A retired educator from Michigan, Robert Wesolowski spent nearly three decades teaching AP English in Livonia, Mich. “It was a good place to work and grow,” says Wesolowski, who earned a master’s and doctorate degree in English during his career.

In 1993, he retired from teaching high school and joined the faculty at Eastern Michigan University, where he taught in the English honors program for 10 years before retiring again.

Now a resident of The Villages—a retirement community near Ocala, Fla.—Wesolowski is still fighting for the future of education. Along with several likeminded retiree neighbors, Wesolowski created a weekly discussion group to explore national political issues. “We call ourselves the Dunkin’ Donuts Diabetic Democrats, or DDDD for short,” he says.

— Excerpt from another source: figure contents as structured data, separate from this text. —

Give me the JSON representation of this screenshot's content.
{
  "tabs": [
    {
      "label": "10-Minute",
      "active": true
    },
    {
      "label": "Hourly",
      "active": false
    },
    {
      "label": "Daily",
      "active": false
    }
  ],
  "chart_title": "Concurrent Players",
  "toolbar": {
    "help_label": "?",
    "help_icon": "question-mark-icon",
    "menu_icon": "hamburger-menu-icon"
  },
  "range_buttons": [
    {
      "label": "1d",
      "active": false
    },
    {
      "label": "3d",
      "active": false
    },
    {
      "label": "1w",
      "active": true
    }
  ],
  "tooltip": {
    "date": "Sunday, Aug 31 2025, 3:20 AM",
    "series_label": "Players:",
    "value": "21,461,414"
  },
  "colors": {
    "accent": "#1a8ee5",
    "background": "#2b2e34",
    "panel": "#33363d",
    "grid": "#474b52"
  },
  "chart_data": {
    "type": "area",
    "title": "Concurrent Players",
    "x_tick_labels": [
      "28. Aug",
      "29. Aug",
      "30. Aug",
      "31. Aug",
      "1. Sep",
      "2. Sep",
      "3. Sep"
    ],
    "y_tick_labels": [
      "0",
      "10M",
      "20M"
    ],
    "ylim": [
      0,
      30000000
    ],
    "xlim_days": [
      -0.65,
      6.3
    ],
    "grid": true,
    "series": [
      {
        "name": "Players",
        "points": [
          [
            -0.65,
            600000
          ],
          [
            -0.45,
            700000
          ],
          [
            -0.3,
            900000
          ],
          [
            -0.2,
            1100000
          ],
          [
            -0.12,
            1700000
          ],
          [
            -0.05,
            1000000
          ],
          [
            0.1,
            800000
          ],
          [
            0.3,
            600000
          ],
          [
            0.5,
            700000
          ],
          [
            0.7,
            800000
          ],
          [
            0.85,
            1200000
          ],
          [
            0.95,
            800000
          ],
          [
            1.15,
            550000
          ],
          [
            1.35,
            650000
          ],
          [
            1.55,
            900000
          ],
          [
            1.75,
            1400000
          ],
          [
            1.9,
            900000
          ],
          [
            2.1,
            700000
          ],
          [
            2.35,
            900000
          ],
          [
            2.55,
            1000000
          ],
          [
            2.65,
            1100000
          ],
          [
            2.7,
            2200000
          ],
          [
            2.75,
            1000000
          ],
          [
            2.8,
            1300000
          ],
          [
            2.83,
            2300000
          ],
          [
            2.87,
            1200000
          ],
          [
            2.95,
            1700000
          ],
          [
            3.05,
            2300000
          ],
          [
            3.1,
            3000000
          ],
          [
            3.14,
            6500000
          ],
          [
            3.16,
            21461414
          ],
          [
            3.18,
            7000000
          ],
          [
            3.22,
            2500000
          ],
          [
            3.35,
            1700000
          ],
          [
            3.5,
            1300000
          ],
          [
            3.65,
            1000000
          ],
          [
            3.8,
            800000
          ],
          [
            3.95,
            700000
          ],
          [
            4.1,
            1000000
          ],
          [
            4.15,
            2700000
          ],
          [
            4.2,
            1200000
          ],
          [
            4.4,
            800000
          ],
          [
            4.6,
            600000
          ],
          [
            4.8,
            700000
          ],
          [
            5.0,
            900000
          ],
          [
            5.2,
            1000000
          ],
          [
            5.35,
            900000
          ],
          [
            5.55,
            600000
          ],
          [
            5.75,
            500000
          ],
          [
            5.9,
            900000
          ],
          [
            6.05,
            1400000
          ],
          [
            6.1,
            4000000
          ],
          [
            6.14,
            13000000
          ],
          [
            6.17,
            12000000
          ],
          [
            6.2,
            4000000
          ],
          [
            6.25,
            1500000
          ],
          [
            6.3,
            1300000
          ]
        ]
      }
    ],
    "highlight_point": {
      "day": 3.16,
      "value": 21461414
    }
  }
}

Wesolowski and a friend also created and registered a political action committee—which raised funds for Democratic politicians—and instituted an education scholarship that was sponsored by a local Democratic organization.

“We arranged dinner parties at local restaurants and golf outings at local golf clubs,” says Wesolowski. “It [was] a good way to bring in other Democrats for more support.”

To keep Democratic voters engaged and informed during the entire year, Wesolowski also distributes “The Village Independent Progressive PAC,” an e-newsletter that keeps more than 1,000 voters abreast of local and national political news.

“If we don’t get involved in politics,” says Wesolowski, “then the quality of public schools will suffer. We need to stay active and help ensure that politicians who care about education are elected.”